Née grâce à  la prière de Maria Goretti

Témoignage du Canada

Rome, (Zenit.org) Federico Cenci | 971 clics

La vie est un don de Dieu. Et un témoignage en ce sens, est arrivé jusqu’à nous après avoir traversé les eaux de l’Atlantique. C’est l’histoire d’une grossesse inattendue, qui a défié un triste destin. Celui-ci semblait déjà écrit et a anéanti les certitudes très pessimistes des médecins. Le tout pour donner le jour à une petite fille tant désirée.

Les destinataires de cette émouvante grâce sont deux jeunes époux canadiens, d’une vingtaine d’années. La jeune fille, Marcy Julien, couve depuis longtemps l’amertume de ne pouvoir réaliser sa plus intime vocation de femme : devenir mère. A cause des violences répétées subies par la jeune fille durant son adolescence  de la part de son beau-père, mari de sa mère. Désolée, Marcy Julien essaie de s’adresser à plusieurs médecins, experts en gynécologie, mais la réponse est toujours négative. Les dommages physiques et psychologique constatés sur la jeune fille l’empêchent de procréer. Grandes sont ses blessures, dans son corps et dans son cœur.

Le courage des époux d’y croire malgré tout, a néanmoins assaini ce qui, pour les hommes, paraissait irréparable. Ce fil d’espérance qui les encourageait à ne pas se résigner après le premier et douloureux verdict des médecins, était destiné à ne pas se briser, et à produire ses fruits après la rencontre non pas avec un médecin mais avec une sainte italienne. Elle aussi jeune, elle aussi victime de la plus lâche et de la plus ignoble des violences. Et elle aussi, profondément chrétienne et charitable, capable de pardonner son bourreau.

En juin 2012, le Canada accueille la statue de sainte Marie Goretti qui, après un long pèlerinage dans le pays, débarque aussi à Toronto, où résident les jeunes époux.
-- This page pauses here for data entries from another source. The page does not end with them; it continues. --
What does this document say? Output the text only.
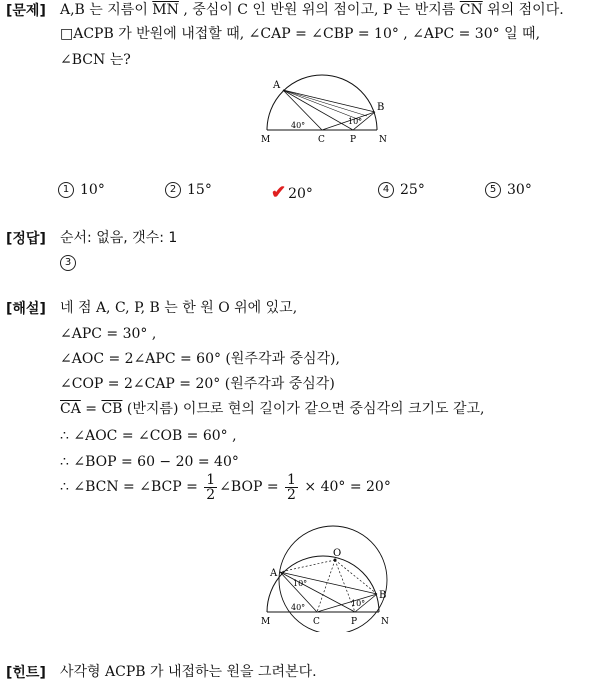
[문제] A,B 는 지름이 $\overline{MN}$ , 중심이 C 인 반원 위의 점이고, P 는 반지름 $\overline{CN}$ 위의 점이다.
□ACPB 가 반원에 내접할 때, ∠CAP = ∠CBP = 10° , ∠APC = 30° 일 때,
∠BCN 는?
A
B
M	C	P	N
40°	10°
1 10°	2 15°	✔ 20°	4 25°	5 30°
[정답] 순서: 없음, 갯수: 1
3
[해설] 네 점 A, C, P, B 는 한 원 O 위에 있고,
∠APC = 30° ,
∠AOC = 2∠APC = 60° (원주각과 중심각),
∠COP = 2∠CAP = 20° (원주각과 중심각)
$\overline{CA} = \overline{CB}$ (반지름) 이므로 현의 길이가 같으면 중심각의 크기도 같고,
∴ ∠AOC = ∠COB = 60° ,
∴ ∠BOP = 60 − 20 = 40°
∴ ∠BCN = ∠BCP = $\frac{1}{2}$ ∠BOP = $\frac{1}{2} \times 40^\circ = 20^\circ$
O
A
B
M	C	P	N
40°
10°
10°
[힌트] 사각형 ACPB 가 내접하는 원을 그려본다.
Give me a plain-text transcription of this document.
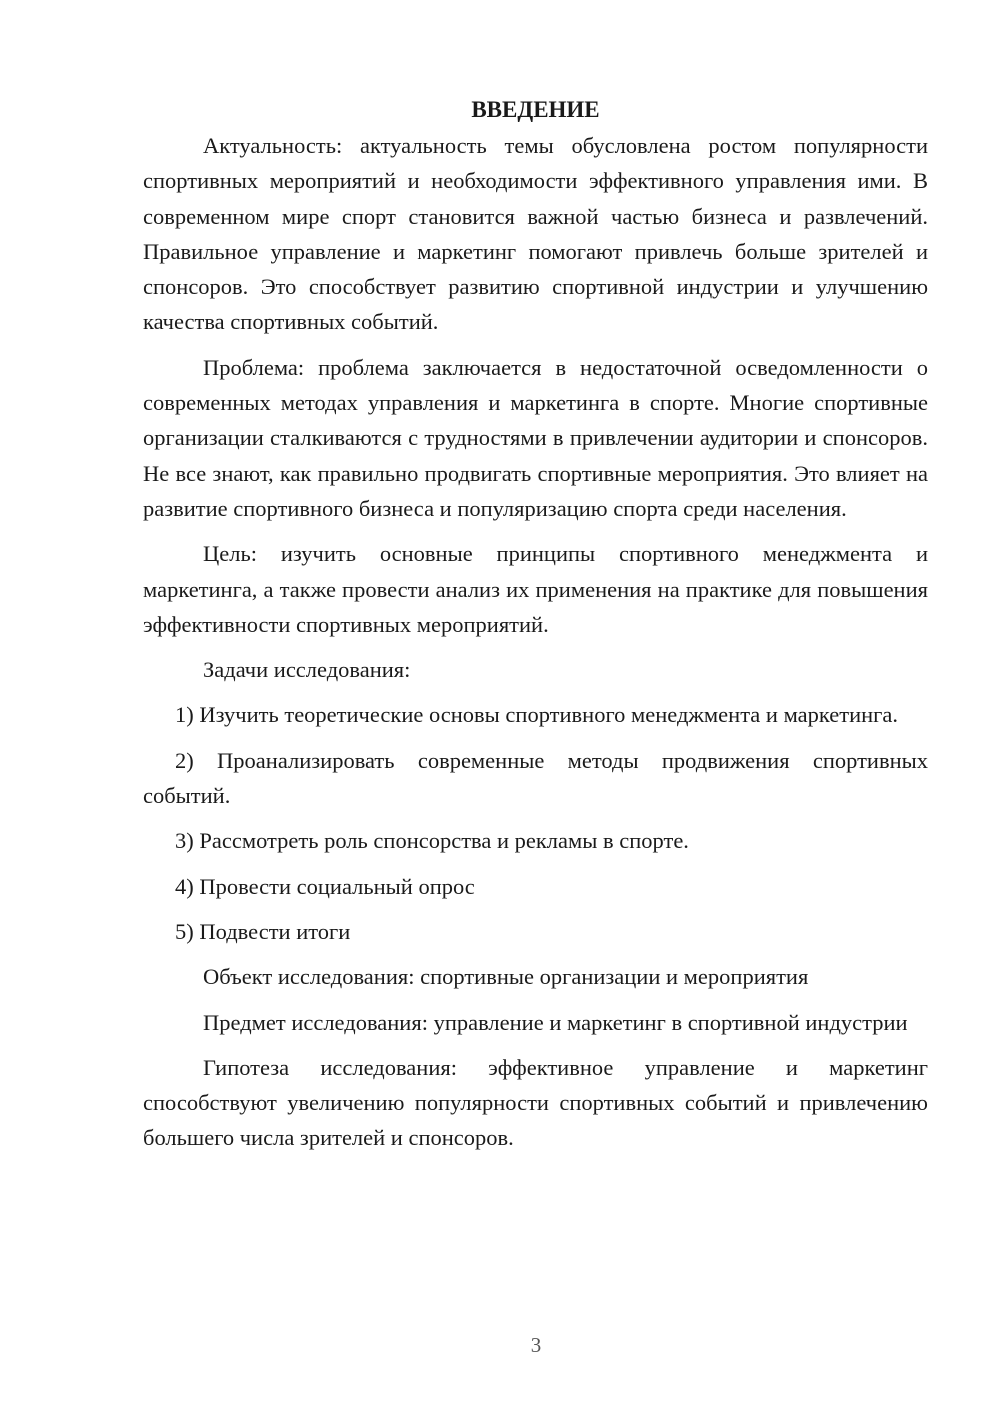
ВВЕДЕНИЕ

Актуальность: актуальность темы обусловлена ростом популярности спортивных мероприятий и необходимости эффективного управления ими. В современном мире спорт становится важной частью бизнеса и развлечений. Правильное управление и маркетинг помогают привлечь больше зрителей и спонсоров. Это способствует развитию спортивной индустрии и улучшению качества спортивных событий.

Проблема: проблема заключается в недостаточной осведомленности о современных методах управления и маркетинга в спорте. Многие спортивные организации сталкиваются с трудностями в привлечении аудитории и спонсоров. Не все знают, как правильно продвигать спортивные мероприятия. Это влияет на развитие спортивного бизнеса и популяризацию спорта среди населения.

Цель: изучить основные принципы спортивного менеджмента и маркетинга, а также провести анализ их применения на практике для повышения эффективности спортивных мероприятий.

Задачи исследования:

1) Изучить теоретические основы спортивного менеджмента и маркетинга.

2) Проанализировать современные методы продвижения спортивных событий.

3) Рассмотреть роль спонсорства и рекламы в спорте.

4) Провести социальный опрос

5) Подвести итоги

Объект исследования: спортивные организации и мероприятия

Предмет исследования: управление и маркетинг в спортивной индустрии

Гипотеза исследования: эффективное управление и маркетинг способствуют увеличению популярности спортивных событий и привлечению большего числа зрителей и спонсоров.

3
Marcy Julien apprend la nouvelle par la tv et décide de se rendre chez elle,  en compagnie de son époux. Dès leur arrivée aux pieds de la sainte, ils s’agenouillent et prient pour recevoir la grâce de pouvoir avoir un enfant. L’intense prière renvoie le couple chez eux au moins avec l’heureuse certitude de ne pas se sentir seuls. Mais quelques jours plus tard, il arrive à Marcy Julien  quelque chose d’encore plus fort, extrêmement surprenant. La jeune femme affirme avoir eu un rêve prémonitoire, celui-ci suscite en elle un accès de confiance intense, nouveau, quant à son désir de devenir mère.

Peu après, Marcy découvre qu’elle est enceinte. La nouvelle désoriente les médecins, dissout leurs certitudes les laissant presque dans le désarroi. Le rêve est devenu réalité. Neuf mois après la merveilleuse nouvelle, naît Mercedes Maria Ferreira, la « petite fille du miracle », comme certains l’appelaient déjà. Un délicieux prix, pour des époux qui n’ont jamais cessé de regarder le ciel avec des yeux de confiance, malgré leur peine.
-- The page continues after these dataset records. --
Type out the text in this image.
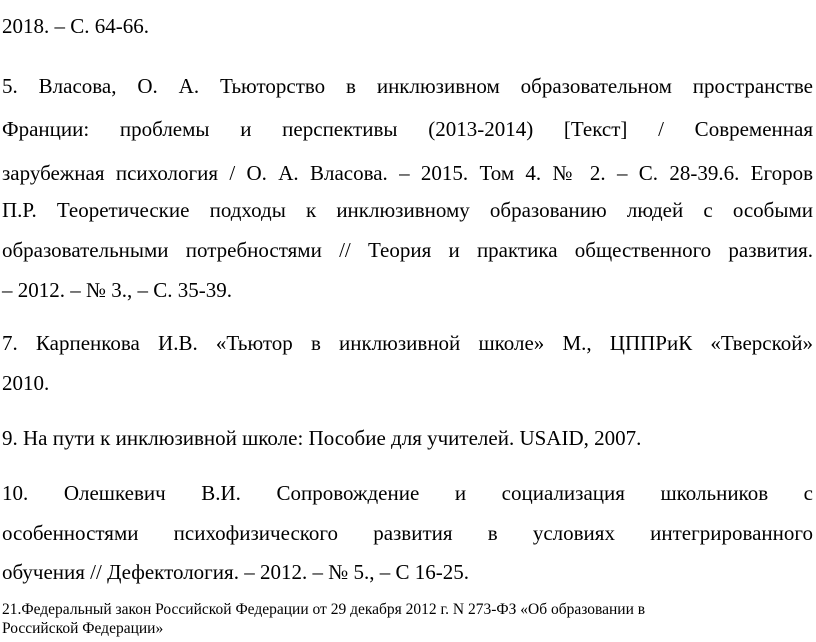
2018. – С. 64-66.
5. Власова, О. А. Тьюторство в инклюзивном образовательном пространстве
Франции: проблемы и перспективы (2013-2014) [Текст] / Современная
зарубежная психология / О. А. Власова. – 2015. Том 4. № 2. – С. 28-39.6. Егоров
П.Р. Теоретические подходы к инклюзивному образованию людей с особыми
образовательными потребностями // Теория и практика общественного развития.
– 2012. – № 3., – С. 35-39.
7. Карпенкова И.В. «Тьютор в инклюзивной школе» М., ЦППРиК «Тверской»
2010.
9. На пути к инклюзивной школе: Пособие для учителей. USAID, 2007.
10. Олешкевич В.И. Сопровождение и социализация школьников с
особенностями психофизического развития в условиях интегрированного
обучения // Дефектология. – 2012. – № 5., – С 16-25.
21.Федеральный закон Российской Федерации от 29 декабря 2012 г. N 273-ФЗ «Об образовании в
Российской Федерации»
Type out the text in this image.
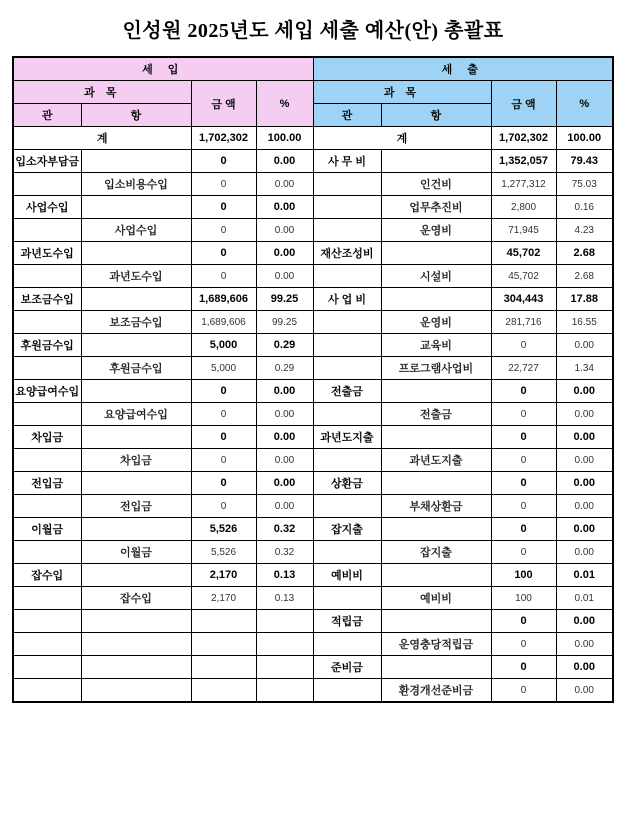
인성원 2025년도 세입 세출 예산(안) 총괄표
세 입				세 출			
과 목		금 액	%	과 목		금 액	%
관	항			관	항		
계		1,702,302	100.00	계		1,702,302	100.00
입소자부담금		0	0.00	사 무 비		1,352,057	79.43
	입소비용수입	0	0.00		인건비	1,277,312	75.03
사업수입		0	0.00		업무추진비	2,800	0.16
	사업수입	0	0.00		운영비	71,945	4.23
과년도수입		0	0.00	재산조성비		45,702	2.68
	과년도수입	0	0.00		시설비	45,702	2.68
보조금수입		1,689,606	99.25	사 업 비		304,443	17.88
	보조금수입	1,689,606	99.25		운영비	281,716	16.55
후원금수입		5,000	0.29		교육비	0	0.00
	후원금수입	5,000	0.29		프로그램사업비	22,727	1.34
요양급여수입		0	0.00	전출금		0	0.00
	요양급여수입	0	0.00		전출금	0	0.00
차입금		0	0.00	과년도지출		0	0.00
	차입금	0	0.00		과년도지출	0	0.00
전입금		0	0.00	상환금		0	0.00
	전입금	0	0.00		부채상환금	0	0.00
이월금		5,526	0.32	잡지출		0	0.00
	이월금	5,526	0.32		잡지출	0	0.00
잡수입		2,170	0.13	예비비		100	0.01
	잡수입	2,170	0.13		예비비	100	0.01
				적립금		0	0.00
					운영충당적립금	0	0.00
				준비금		0	0.00
					환경개선준비금	0	0.00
« Marcy raconte d’avoir rêvé de Maria Goretti et d’avoir senti sa présence aussi et surtout lors du procès à charge de son beau-père », explique à Il Tempo Roberto Porcari, président de l’association Santa Maria Goretti de Nettuno, qui est active de puis 2007 pour promouvoir son culte. 

Les souvenirs du mal que lui avait fait son violeur de beau-père étaient si cuisants que Marcy Julien  n’aurait jamais voulu participer à ce procès, mais l’aide que la sainte lui avait apportée lui avait donné la force d’affronter ces terribles moments passés dans la salle du procès.

« C’est pour cette raison que le couple, en signe de dévotion, nous a demandé la possibilité de venir à Nettuno et de baptiser la fillette », ajoute Roberto Porcari. « Nous avons choisi juillet car c’est le mois consacré à la sainte, maqué par des pèlerinages è pieds, fêtes et processions ».

Aindi, le 22 juillet prochain, la petite fille sera baptisée au sanctuaire de Nettuno, la localité où sainte Marie Goretti subit son martyre. La cérémonie sera animée par l’évêque d’Albano Marcello Semeraro, qui a été très frappé par cette histoire et a donc accepté que le baptême ait lieu au sanctuaire, bien que ce dernier ne soit jamais utilisé pour ce genre de cérémonie. La petite et ses parents resteront hôtes de la ville côtière jusqu’au 27 juillet.